I’ve just come back from Europe, where citizens in most countries (on the left, right and center) would revolt if their leaders dared to privatize their health-care systems. That’s because they’ve grown accustomed to getting shoddy care rationed out by bureaucrats, opponents of health-care reform in the United States insist. In fact, it’s because citizens in countries such as France, Germany, Finland and the United Kingdom – all of which boast lower infant-mortality and higher life-expectancy rates than the United States – don’t think of health-care as a commodity. They think of it as a public good and a basic right.

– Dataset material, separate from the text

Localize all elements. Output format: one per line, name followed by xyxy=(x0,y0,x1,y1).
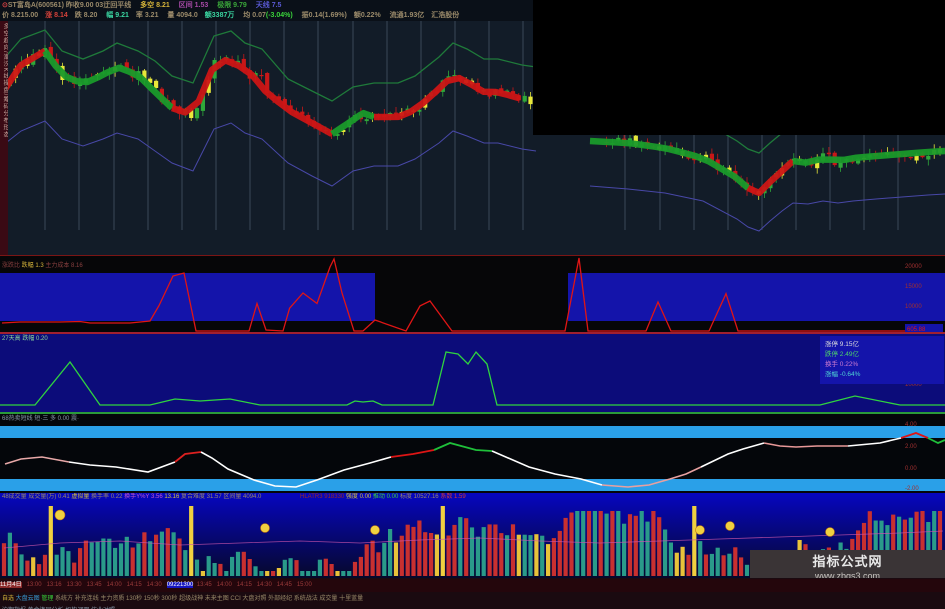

Might Americans come to think of it this way? Not a chance, skeptics watching the fury unleashed at town hall meetings in recent weeks might contend. Americans think owning guns, not having access to medical care, is a basic right. But this conclusion isn’t warranted. President Obama actually said it plainly enough during the presidential campaign, telling Tom Brokaw in an exchange on health-care with John McCain, "I think it should be a right, for every American. In a country as wealthy as ours, for us to have people who are going bankrupt because they can’t pay their medical bills… there’s something fundamentally wrong about that."

Fundamentally wrong. A right for every American. If Obama intends to pass meaningful health-care reform, he needs to remember these words and begin reminding Americans that reforming health-care isn’t important simply because it will cut waste and improve the quality of care, points he emphasizes in an op-ed in today’s Times. It’s important because denying medical care to citizens who can’t afford it in one of the world’s wealthiest countries is unfair and unconscionable: because health-care is not simply a commodity but a right.